Wednesday, 30 January 2013

Video Compression Standards


In the earlier post basics of digital video compression was discussed. In this post five broad application areas of video and H.26x and MPEG4 video compression standards will be discussed.
  In all cases video frames are acquired by camera, compressed and stored in a non-volatile memory. Based on the requirement compressed video is transmitted to other places. Quality of video depends upon following factors viz: Number of frames per second, frame resolution, pixel depth. A High Definition (HD) video exhibits 25 frames per second and each frame has 1920 x 1080 pixels.  A pixel consumes 24 bits to represent RGB values. Video quality has a direct bearing on cost. One has to understand the requirement first and based on that video quality has to be finalized to keep cost at minimum.

1. Studio:
In video and film production video taken in a set or location is called raw footage. Then footages are taken up editing. Here video processing operations like colour space conversion, noise reduction, motion compensation and frame rate conversion is carried out based on the requirement. After this Director and editor of the movie sit together and remove unwanted portions and then rearrange footage in an order to make a movie. At the time of editing there will be loss of quality. To compensate this raw footage should be of highest quality.

2. Television:
         Digital television signals are broadcasted through terrestrial transmitters or by satellite transponders. Digital Terrestrial broadcast is popular in USA and Europe. Digital video is economically stored and distributed through Video Compact Disc (VCD) and Digital Versatile Disc (DVD). In News clips frame-to-frame transition  will be less. In sports and action movies frame-to-frame transition will be high. Digital Video signals are optimized to standard resolution TVs ( old NTSC, PAL, SECAM). Earlier MPEG-1 video compression standard was used. Now MPEG-2 is used to get HD (HD720, HD1080) quality.

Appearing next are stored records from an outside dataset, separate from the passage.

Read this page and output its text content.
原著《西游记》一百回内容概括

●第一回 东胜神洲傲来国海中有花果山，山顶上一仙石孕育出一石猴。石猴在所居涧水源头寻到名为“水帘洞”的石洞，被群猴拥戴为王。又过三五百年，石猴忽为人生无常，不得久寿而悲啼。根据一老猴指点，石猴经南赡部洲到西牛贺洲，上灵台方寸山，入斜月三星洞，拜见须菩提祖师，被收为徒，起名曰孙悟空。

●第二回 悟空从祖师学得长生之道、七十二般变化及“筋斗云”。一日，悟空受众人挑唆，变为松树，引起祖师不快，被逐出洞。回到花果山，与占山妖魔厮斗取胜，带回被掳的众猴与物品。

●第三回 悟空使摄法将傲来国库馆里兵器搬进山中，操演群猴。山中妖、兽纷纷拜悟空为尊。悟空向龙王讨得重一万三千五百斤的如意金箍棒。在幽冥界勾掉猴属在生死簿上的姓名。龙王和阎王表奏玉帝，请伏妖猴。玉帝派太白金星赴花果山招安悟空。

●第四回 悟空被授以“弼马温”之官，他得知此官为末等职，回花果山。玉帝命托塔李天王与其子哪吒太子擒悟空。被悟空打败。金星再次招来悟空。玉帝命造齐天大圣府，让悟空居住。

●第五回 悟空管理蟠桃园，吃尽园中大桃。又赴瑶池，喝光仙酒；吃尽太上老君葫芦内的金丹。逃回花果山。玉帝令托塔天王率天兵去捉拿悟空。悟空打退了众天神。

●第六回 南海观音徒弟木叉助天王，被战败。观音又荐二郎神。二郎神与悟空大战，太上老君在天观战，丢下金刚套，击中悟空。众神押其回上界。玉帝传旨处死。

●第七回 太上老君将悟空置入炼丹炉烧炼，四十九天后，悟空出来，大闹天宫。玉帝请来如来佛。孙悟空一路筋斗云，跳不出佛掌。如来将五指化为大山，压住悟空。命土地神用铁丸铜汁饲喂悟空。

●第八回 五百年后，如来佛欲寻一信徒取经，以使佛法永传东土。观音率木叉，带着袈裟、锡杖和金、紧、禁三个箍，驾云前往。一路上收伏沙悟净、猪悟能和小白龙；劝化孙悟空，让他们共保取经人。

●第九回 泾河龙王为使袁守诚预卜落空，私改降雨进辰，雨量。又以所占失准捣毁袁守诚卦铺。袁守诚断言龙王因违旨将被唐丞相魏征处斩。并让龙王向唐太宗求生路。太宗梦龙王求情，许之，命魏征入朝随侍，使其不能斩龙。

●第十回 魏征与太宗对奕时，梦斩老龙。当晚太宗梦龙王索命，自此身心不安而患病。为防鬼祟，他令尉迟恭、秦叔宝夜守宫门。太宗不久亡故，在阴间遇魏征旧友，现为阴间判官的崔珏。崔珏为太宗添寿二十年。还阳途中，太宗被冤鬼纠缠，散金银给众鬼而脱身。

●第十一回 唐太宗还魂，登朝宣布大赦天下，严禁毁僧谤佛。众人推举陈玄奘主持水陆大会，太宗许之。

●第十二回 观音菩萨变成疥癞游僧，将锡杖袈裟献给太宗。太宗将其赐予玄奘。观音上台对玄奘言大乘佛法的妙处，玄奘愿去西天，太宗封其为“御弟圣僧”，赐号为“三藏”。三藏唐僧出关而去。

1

Figure 1.  Frame sizes used by different TV standards. 
3. Internet streaming:
 In video streaming continuous data is sent to the client over the Internet and the user is able to decode and view the video in near real-time. Internet is slowly becoming like a video server. YouTube, metacafe, dailymotion are few examples for popular video servers. The files used by servers are MOV, FLV, MPEG-4, 3GP and FLV.  It is called as wrappers and it contains meta-data. The video codec used are MPEG-4, H.264, Sorenson Spark, VC-1 etc [1].  The video resolution available is 240, 360 and HD. In streaming latency (time delay) is the greatest problem. The problem of latency is unheard in broadcast technologies. In video streaming server do not allow to store the content but on-line tools are available to store in local hard disk.

4. Video conferencing:
        The next great thing is video conferencing. It may be one-to-one or conference call. Foundation for video telephony started 40 years back. Integrated Services Digital Network (ISDN) technology was built to handle video telephony. A new compression standard H.261 was built. At that time video telephony was not commercially successful and stood as technological feat only. Advent of third generation (3G) wireless technologies recreated the interest in video telephony and conferencing. Video conference system has much more stringent latency considerations. Humans can tolerate loss in visual quality and not on latency. Now H.264 protocol is used widely. The video resolution will be 352 x288 i.e. one fourth size of PAL TV signals.

5. Surveillance:
     Fall in prices surveillance video systems and proven ability in crime prevention and crime detection made wider deployment. The video should be of high quality so as to able to recognize suspect face and the video content should not be altered. If it altered then it will not be accepted as proof in the court of law. They use Motion JPEG, H.264 and MPEG standards for recording surveillance video. Real-time monitoring systems use H.264 and MPEG video codecs and to capture frames Motion JPEG (MJPEG) codec are employed. Entertainment industry and surveillance industry requirements are totally different. Poor lighting, 24x7 storage requirement are unique to surveillance applications [2].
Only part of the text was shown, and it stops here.